La fête des mères n’est pas une fête pour tout le monde
Aujourd’hui, les réseaux sont remplis de bouquets, de cœurs, de dessins maladroits et de mugs “Meilleure maman du monde”.
Et c’est beau.
Vraiment.
Il y a quelque chose de profondément touchant dans ces gestes parfois simples, parfois kitsch, souvent maladroits. Une tentative humaine de dire merci.
Merci pour les nuits blanches.
Pour les tartines.
Pour les bras.
Pour l’amour, même imparfait.
Mais derrière les fleurs et les brunches du dimanche, cette journée réveille aussi, chez certaines, beaucoup de silences et de douleur.
Quand cette journée ressemble davantage à un tsunami qu’à une fête
Parce que la fête des mères n’est pas une fête pour tout le monde.
Pour certaines, c’est une absence qui se remet soudain à parler.
Une voix qui manque.
Une odeur de parfum.
Une recette jamais écrite.
Une boîte vocale qu’on n’ose pas supprimer.
Pour d’autres, c’est un vide immense.
Celui d’un enfant qui n’est jamais venu.
Ou d’un enfant parti trop tôt.
Certaines femmes traversent cette journée avec un sourire au bord des lèvres et une tempête dans la poitrine.
Les mères imparfaites existent aussi
Il y a aussi celles qui ont été élevées par des femmes fatiguées, blessées, absentes, parfois même destructrices.

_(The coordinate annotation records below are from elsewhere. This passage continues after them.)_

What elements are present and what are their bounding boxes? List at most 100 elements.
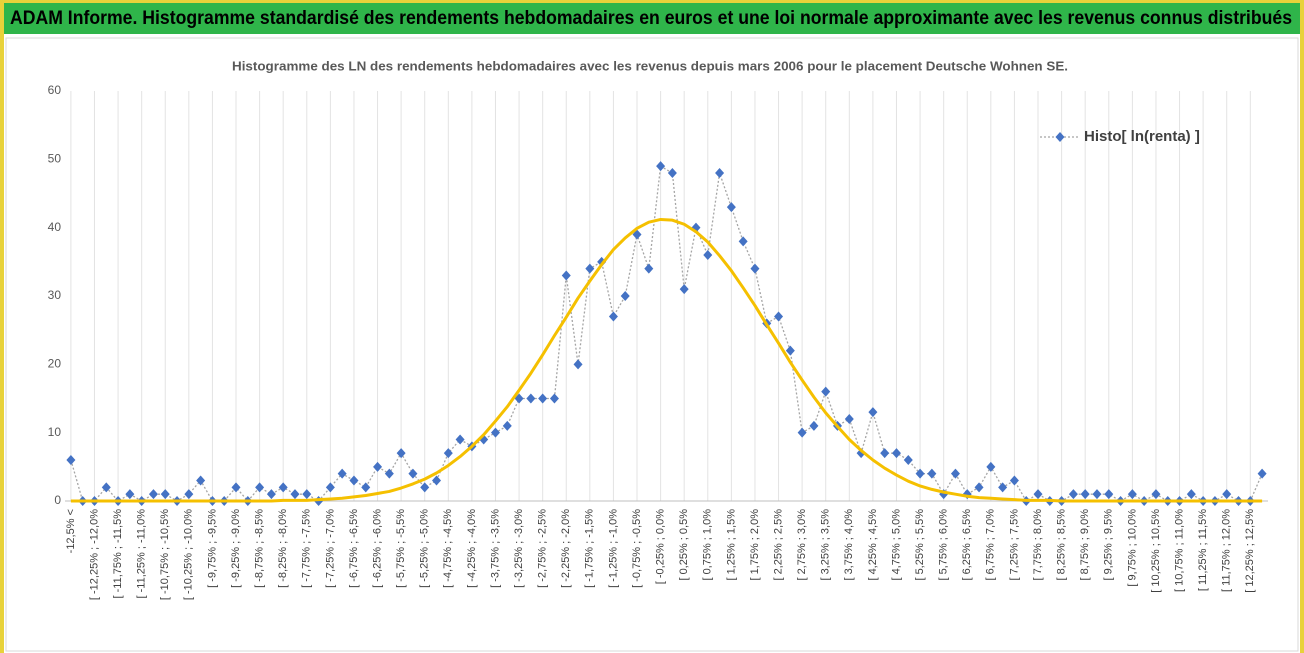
point xyxy=(1127,489,1137,500)
point xyxy=(502,420,512,431)
x-tick-label: [ 8,75% ; 9,0% xyxy=(1079,509,1091,581)
y-tick-label: 60 xyxy=(48,83,62,97)
point xyxy=(1104,489,1114,500)
x-tick-label: [ 4,75% ; 5,0% xyxy=(890,509,902,581)
point xyxy=(514,393,524,404)
chart-area xyxy=(5,37,1299,652)
point xyxy=(526,393,536,404)
point xyxy=(490,427,500,438)
point xyxy=(738,236,748,247)
point xyxy=(1068,489,1078,500)
point xyxy=(679,284,689,295)
x-tick-label: [ 12,25% ; 12,5% xyxy=(1244,509,1256,593)
x-tick-label: [ 5,25% ; 5,5% xyxy=(914,509,926,581)
point xyxy=(443,448,453,459)
y-tick-label: 30 xyxy=(48,288,62,302)
x-tick-label: [ 11,75% ; 12,0% xyxy=(1221,509,1233,592)
y-tick-label: 20 xyxy=(48,357,62,371)
x-tick-label: [ -6,75% ; -6,5% xyxy=(348,509,360,588)
x-tick-label: [ 1,25% ; 1,5% xyxy=(725,509,737,581)
point xyxy=(337,468,347,479)
point xyxy=(1257,468,1267,479)
x-tick-label: [ 9,25% ; 9,5% xyxy=(1103,509,1115,581)
point xyxy=(644,263,654,274)
point xyxy=(196,475,206,486)
x-tick-label: [ -11,25% ; -11,0% xyxy=(136,509,148,599)
x-tick-label: [ -10,75% ; -10,5% xyxy=(159,509,171,600)
point xyxy=(455,434,465,445)
x-tick-label: [ -5,25% ; -5,0% xyxy=(419,509,431,588)
x-tick-label: [ -7,75% ; -7,5% xyxy=(301,509,313,588)
x-tick-label: [ -8,75% ; -8,5% xyxy=(254,509,266,588)
point xyxy=(349,475,359,486)
point xyxy=(821,386,831,397)
x-tick-label: [ 7,75% ; 8,0% xyxy=(1032,509,1044,581)
point xyxy=(608,311,618,322)
series-line xyxy=(70,217,1263,503)
x-tick-label: [ -7,25% ; -7,0% xyxy=(324,509,336,588)
x-tick-label: [ 8,25% ; 8,5% xyxy=(1056,509,1068,581)
point xyxy=(361,482,371,493)
x-tick-label: [ -2,25% ; -2,0% xyxy=(560,509,572,588)
x-tick-label: [ -4,25% ; -4,0% xyxy=(466,509,478,588)
point xyxy=(703,250,713,260)
point xyxy=(809,420,819,431)
x-tick-label: [ 9,75% ; 10,0% xyxy=(1126,509,1138,587)
y-tick-label: 50 xyxy=(48,152,62,166)
x-tick-label: [ -1,75% ; -1,5% xyxy=(584,509,596,588)
y-tick-label: 10 xyxy=(48,425,62,439)
y-tick-label: 0 xyxy=(54,493,61,507)
x-tick-label: [ -1,25% ; -1,0% xyxy=(607,509,619,588)
chart-title: Histogramme des LN des rendements hebdom… xyxy=(232,58,1068,73)
point xyxy=(891,448,901,459)
point xyxy=(148,489,158,500)
x-tick-label: [ 6,25% ; 6,5% xyxy=(961,509,973,581)
point xyxy=(797,427,807,438)
x-tick-label: [ -0,75% ; -0,5% xyxy=(631,509,643,588)
x-tick-label: [ 2,75% ; 3,0% xyxy=(796,509,808,581)
point xyxy=(302,489,312,500)
x-tick-label: [ 4,25% ; 4,5% xyxy=(867,509,879,581)
point xyxy=(903,455,913,465)
point xyxy=(1080,489,1090,500)
left-accent xyxy=(0,0,4,653)
x-tick-label: [ -11,75% ; -11,5% xyxy=(112,509,124,599)
point xyxy=(880,448,890,459)
x-tick-label: [ -6,25% ; -6,0% xyxy=(371,509,383,588)
x-tick-label: [ -0,25% ; 0,0% xyxy=(655,509,667,584)
x-tick-label: [ 5,75% ; 6,0% xyxy=(938,509,950,581)
x-tick-label: [ 0,25% ; 0,5% xyxy=(678,509,690,581)
point xyxy=(998,482,1008,493)
point xyxy=(290,489,300,500)
point xyxy=(785,345,795,356)
point xyxy=(373,461,383,472)
header-accent xyxy=(0,0,1304,3)
point xyxy=(1222,489,1232,500)
header-bar xyxy=(0,0,1304,34)
point xyxy=(420,482,430,493)
point xyxy=(101,482,111,493)
x-tick-label: [ 11,25% ; 11,5% xyxy=(1197,509,1209,591)
x-tick-label: [ -5,75% ; -5,5% xyxy=(395,509,407,588)
x-tick-label: [ 10,25% ; 10,5% xyxy=(1150,509,1162,593)
point xyxy=(1009,475,1019,486)
point xyxy=(1092,489,1102,500)
point xyxy=(408,468,418,479)
x-tick-label: [ -9,75% ; -9,5% xyxy=(206,509,218,588)
point xyxy=(66,455,76,465)
x-tick-label: [ -10,25% ; -10,0% xyxy=(183,509,195,600)
point xyxy=(255,482,265,493)
point xyxy=(278,482,288,493)
point xyxy=(986,461,996,472)
point xyxy=(620,291,630,301)
x-tick-label: -12,5% < xyxy=(65,509,77,553)
point xyxy=(549,393,559,404)
point xyxy=(915,468,925,479)
x-tick-label: [ -9,25% ; -9,0% xyxy=(230,509,242,588)
point xyxy=(160,489,170,500)
point xyxy=(384,468,394,479)
x-tick-label: [ 10,75% ; 11,0% xyxy=(1173,509,1185,592)
x-tick-label: [ -3,75% ; -3,5% xyxy=(489,509,501,588)
point xyxy=(656,161,666,172)
point xyxy=(184,489,194,500)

Et cela aussi mérite d’être nommé.
Parce qu’on parle beaucoup des “mères veilleuses”.
Beaucoup moins des mères qui ont aimé de travers.
Des mères qui n’ont pas su.
Des mères qui ont transmis leurs blessures comme d’autres transmettent des bijoux de famille.

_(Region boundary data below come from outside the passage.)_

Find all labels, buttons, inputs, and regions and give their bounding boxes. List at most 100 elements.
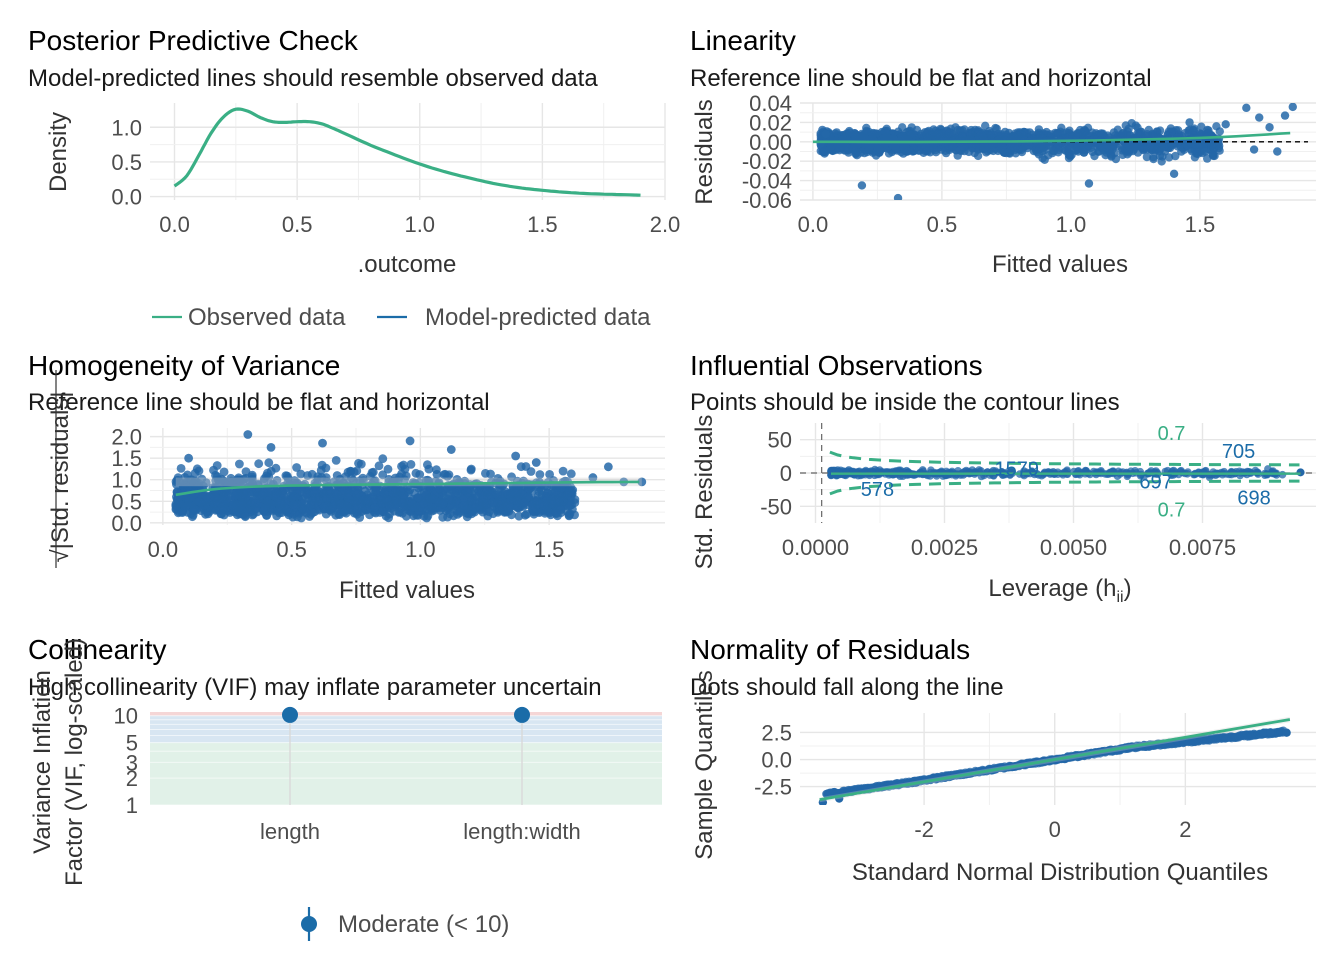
homogeneity-x-tick: 1.5: [534, 537, 565, 562]
linearity-y-tick: 0.02: [749, 110, 792, 135]
homogeneity-point: [339, 507, 349, 517]
homogeneity-point: [570, 495, 580, 504]
homogeneity-point: [414, 493, 423, 503]
homogeneity-point: [531, 458, 541, 467]
linearity-point: [1065, 150, 1074, 159]
normality-lines: [819, 716, 1291, 803]
homogeneity-point: [174, 476, 183, 485]
homogeneity-point: [452, 496, 461, 506]
homogeneity-point: [318, 438, 327, 448]
homogeneity-y-tick: 1.0: [111, 468, 142, 493]
ppc-curves: [173, 107, 641, 197]
linearity-point: [1155, 151, 1165, 160]
influential-point: [1272, 471, 1281, 479]
homogeneity-point: [235, 459, 244, 469]
homogeneity-point: [317, 473, 326, 482]
homogeneity-point: [422, 513, 432, 523]
linearity-point: [1207, 140, 1216, 149]
influential-x-tick: 0.0075: [1169, 535, 1236, 560]
linearity-x-tick: 1.0: [1056, 212, 1087, 237]
homogeneity-point: [495, 504, 504, 514]
homogeneity-point: [512, 496, 521, 505]
homogeneity-point: [565, 487, 575, 497]
linearity-point: [949, 130, 959, 139]
homogeneity-point: [266, 443, 276, 452]
ppc-title: Posterior Predictive Check: [28, 25, 359, 56]
homogeneity-point: [432, 469, 442, 479]
linearity-point: [1118, 129, 1127, 138]
linearity-point: [1149, 154, 1158, 164]
homogeneity-point: [296, 469, 306, 479]
homogeneity-point: [216, 509, 226, 519]
homogeneity-point: [362, 495, 372, 505]
homogeneity-subtitle: Reference line should be flat and horizo…: [28, 389, 490, 416]
homogeneity-point: [201, 509, 210, 519]
homogeneity-title: Homogeneity of Variance: [28, 350, 340, 381]
influential-point-label: 705: [1222, 441, 1255, 463]
linearity-point: [1242, 103, 1251, 113]
ppc-legend-label: Model-predicted data: [425, 304, 651, 331]
homogeneity-point: [374, 461, 384, 471]
linearity-point: [849, 145, 858, 154]
homogeneity-point: [535, 499, 545, 509]
influential-y-tick: -50: [760, 494, 792, 519]
homogeneity-point: [188, 512, 197, 522]
influential-contour-label: 0.7: [1158, 500, 1186, 522]
homogeneity-y-tick: 0.5: [111, 489, 142, 514]
homogeneity-point: [354, 458, 363, 468]
linearity-x-tick: 0.5: [927, 212, 958, 237]
linearity-xlabel: Fitted values: [992, 251, 1128, 278]
homogeneity-y-tick: 1.5: [111, 446, 142, 471]
homogeneity-point: [319, 502, 329, 511]
linearity-point: [1195, 140, 1204, 149]
linearity-point: [820, 146, 829, 156]
ppc-x-tick: 0.5: [282, 212, 313, 237]
homogeneity-point: [495, 483, 505, 493]
homogeneity-point: [247, 470, 257, 480]
collinearity-legend-label: Moderate (< 10): [338, 911, 509, 938]
homogeneity-point: [383, 464, 393, 474]
homogeneity-point: [391, 496, 401, 505]
collinearity-y-tick: 3: [126, 750, 138, 775]
homogeneity-point: [378, 470, 388, 480]
homogeneity-point: [344, 487, 354, 497]
homogeneity-point: [406, 460, 416, 469]
linearity-y-tick: -0.04: [742, 169, 792, 194]
ppc-legend-label: Observed data: [188, 304, 346, 331]
linearity-x-tick: 0.0: [798, 212, 829, 237]
homogeneity-point: [545, 508, 555, 518]
homogeneity-point: [236, 492, 245, 501]
linearity-y-tick: -0.06: [742, 188, 792, 213]
homogeneity-x-tick: 0.5: [276, 537, 307, 562]
homogeneity-point: [414, 505, 424, 515]
homogeneity-point: [493, 497, 502, 507]
linearity-point: [1052, 129, 1062, 138]
homogeneity-point: [302, 489, 311, 499]
homogeneity-point: [556, 505, 566, 515]
homogeneity-point: [511, 451, 521, 461]
linearity-point: [966, 130, 975, 139]
linearity-point: [979, 142, 988, 152]
homogeneity-point: [184, 453, 194, 463]
linearity-point: [1249, 145, 1259, 154]
homogeneity-point: [355, 513, 365, 522]
normality-subtitle: Dots should fall along the line: [690, 674, 1004, 701]
homogeneity-point: [445, 491, 455, 501]
influential-x-tick: 0.0050: [1040, 535, 1107, 560]
homogeneity-point: [195, 497, 205, 507]
collinearity-legend-key-dot: [301, 916, 317, 932]
homogeneity-point: [245, 478, 255, 488]
linearity-point: [976, 130, 986, 139]
homogeneity-point: [177, 508, 187, 517]
homogeneity-point: [331, 456, 341, 465]
linearity-point: [924, 126, 933, 136]
linearity-point: [1171, 151, 1180, 161]
homogeneity-point: [292, 463, 301, 472]
collinearity-y-tick: 5: [126, 731, 138, 756]
linearity-point: [1002, 148, 1011, 158]
homogeneity-point: [243, 430, 253, 439]
homogeneity-point: [399, 460, 408, 470]
influential-y-tick: 0: [780, 461, 792, 486]
homogeneity-y-tick: 0.0: [111, 511, 142, 536]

Il existe mille façons de donner la vie
Et puis il y a toutes celles qui maternent sans être appelées “maman”.
Les belles-mères.
Les grands-mères.
Les tantes.
Les doulas.
Les éducatrices.
Les soignantes.
Les femmes qui recueillent les chagrins des autres comme on recueille un oiseau tombé du nid.
Et puis il y a celles qui ne veulent pas d’enfant.
Celles qui doivent encore supporter les regards étonnés, les silences gênés ou les questions déguisées en inquiétude.
Comme si une femme devait forcément devenir mère pour être complète.
Comme si certaines vies avaient encore besoin d’être validées par un berceau.
Alors qu’il existe mille façons de créer, de transmettre, d’aimer, de prendre soin du vivant, de donner la vie. Parfois sans accoucher.
Alors aujourd’hui, je ne célèbre pas les mères parfaites.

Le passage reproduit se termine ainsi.